Il professore guarda attentamente l’animale e non è della mia opinione; quel pesce ha la testa schiacciata, arrotondata e la parte anteriore del corpo coperta di scaglie e d’ossa; la sua bocca è priva di denti; ha pinne pettorali molto sviluppate ed è sprovvisto di coda.
Certo quell’animale appartiene a un ordine in cui i naturalisti hanno classificato lo storione, ma ne differisce essenzialmente per più rispetti.
Mio zio non s’inganna poichè, dopo un breve esame, dice: «Questo pesce appartiene a una famiglia estinta da secoli e di cui si ritrovano solo le traccie fossili nei terreni devoniani.
— Come? dico io; noi abbiamo potuto prender vivo un abitante dei mari primitivi?
— Sì, risponde il professore continuando le sue osservazioni, e tu vedi che questi pesci fossili non hanno alcuna identità colle specie d’oggidì. Ora aver nelle mani vivo uno di tali esseri è una vera fortuna per un naturalista.

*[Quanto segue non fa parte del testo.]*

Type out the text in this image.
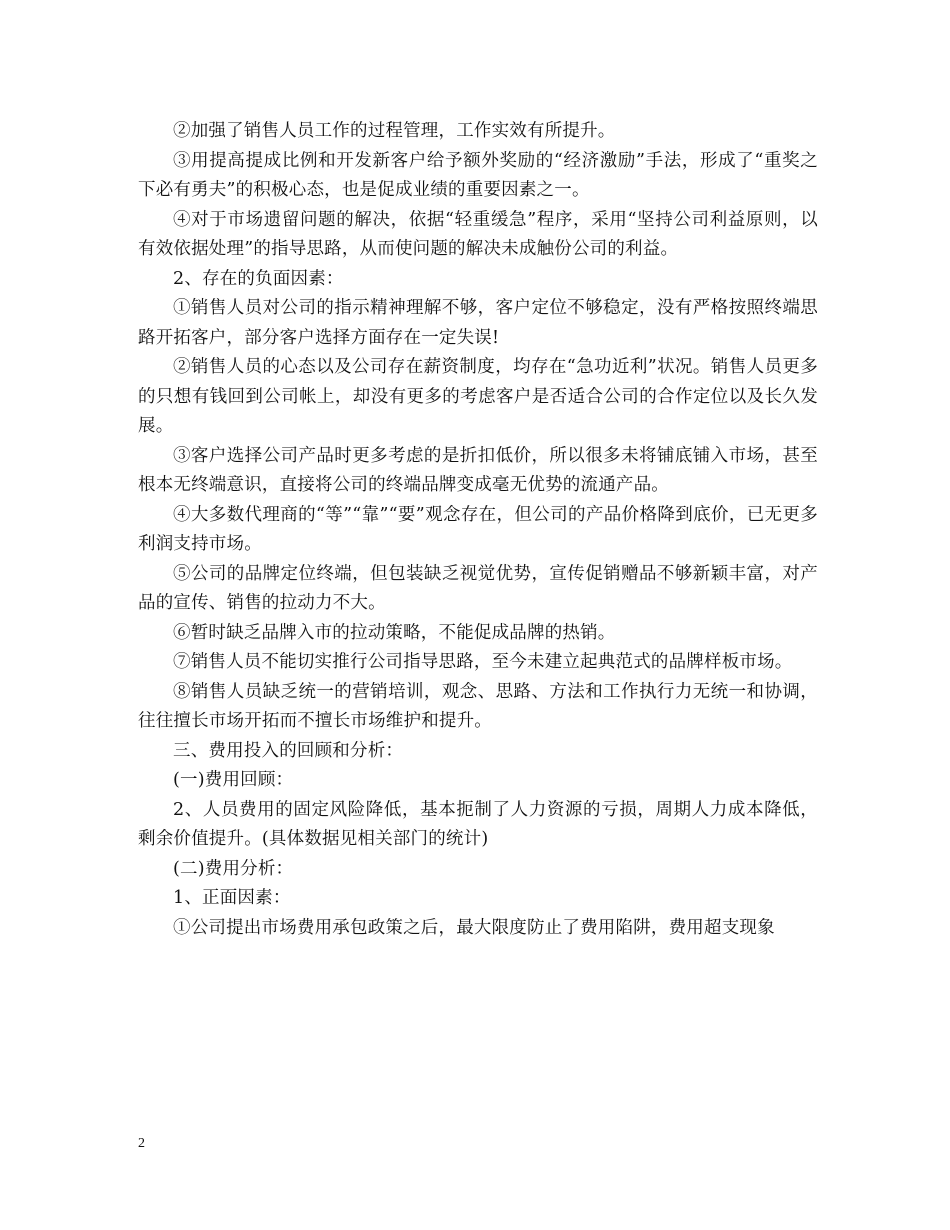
②加强了销售人员工作的过程管理，工作实效有所提升。

③用提高提成比例和开发新客户给予额外奖励的“经济激励”手法，形成了“重奖之下必有勇夫”的积极心态，也是促成业绩的重要因素之一。

④对于市场遗留问题的解决，依据“轻重缓急”程序，采用“坚持公司利益原则，以有效依据处理”的指导思路，从而使问题的解决未成触份公司的利益。

2、存在的负面因素：

①销售人员对公司的指示精神理解不够，客户定位不够稳定，没有严格按照终端思路开拓客户，部分客户选择方面存在一定失误!

②销售人员的心态以及公司存在薪资制度，均存在“急功近利”状况。销售人员更多的只想有钱回到公司帐上，却没有更多的考虑客户是否适合公司的合作定位以及长久发展。

③客户选择公司产品时更多考虑的是折扣低价，所以很多未将铺底铺入市场，甚至根本无终端意识，直接将公司的终端品牌变成毫无优势的流通产品。

④大多数代理商的“等”“靠”“要”观念存在，但公司的产品价格降到底价，已无更多利润支持市场。

⑤公司的品牌定位终端，但包装缺乏视觉优势，宣传促销赠品不够新颖丰富，对产品的宣传、销售的拉动力不大。

⑥暂时缺乏品牌入市的拉动策略，不能促成品牌的热销。

⑦销售人员不能切实推行公司指导思路，至今未建立起典范式的品牌样板市场。

⑧销售人员缺乏统一的营销培训，观念、思路、方法和工作执行力无统一和协调，往往擅长市场开拓而不擅长市场维护和提升。

三、费用投入的回顾和分析：

(一)费用回顾：

2、人员费用的固定风险降低，基本扼制了人力资源的亏损，周期人力成本降低，剩余价值提升。(具体数据见相关部门的统计)

(二)费用分析：

1、正面因素：

①公司提出市场费用承包政策之后，最大限度防止了费用陷阱，费用超支现象

2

— Ma a qual famiglia appartiene?
— All’ordine dei ganoidi, famiglia dei cefalaspidi, genere...
— Ebbene?
— Genere dei pterychtis, lo giurerei! ma questo ha una particolarità che, per quanto si dice, s’incontra nei pesci delle acque sotterranee.
— Quale?
— È cieco.
— Cieco!
— Non solo cieco, ma l’organo della vista gli manca affatto.»
Guardo; la cosa è verissima. Ma può forse essere un caso speciale. La lenza adunque nuovamente adescata, è rigettata in mare. Senza dubbio quell’oceano è ricco di pesci, perchè in due ore noi prendiamo gran quantità di pterychtis, oltre a molti pesci appartenenti ad una famiglia spenta del pari, i dipteridi; di cui però mio zio non seppe riconoscere il genere. Tutti sono privi dell’organo della vista. La pesca insperata rinnova molto opportunamente le nostre vettovaglie.
La cosa pare dunque accertata; questo mare non contiene se non specie fossili, nelle quali i pesci, come i rettili, sono tanto più perfetti, quanto più antica è la loro creazione.
Forse incontreremo taluno di quei sauriani che la scienza ha saputo ricostruire con un frammento d’ossa o di cartilagine? Prendo il cannocchiale ed esamino il mare: è deserto. Certamente siamo ancora troppo vicini alle coste.
Guardo per aria. Perchè mai taluno di quegli uccelli ricostrutti dall’immortale Cuvier non fenderebbe colle ali i pesanti strati atmosferici? I pesci fornirebbero loro sufficiente nutrimento, Osservo nello spazio; ma l’aria è disabitata al pari delle rive.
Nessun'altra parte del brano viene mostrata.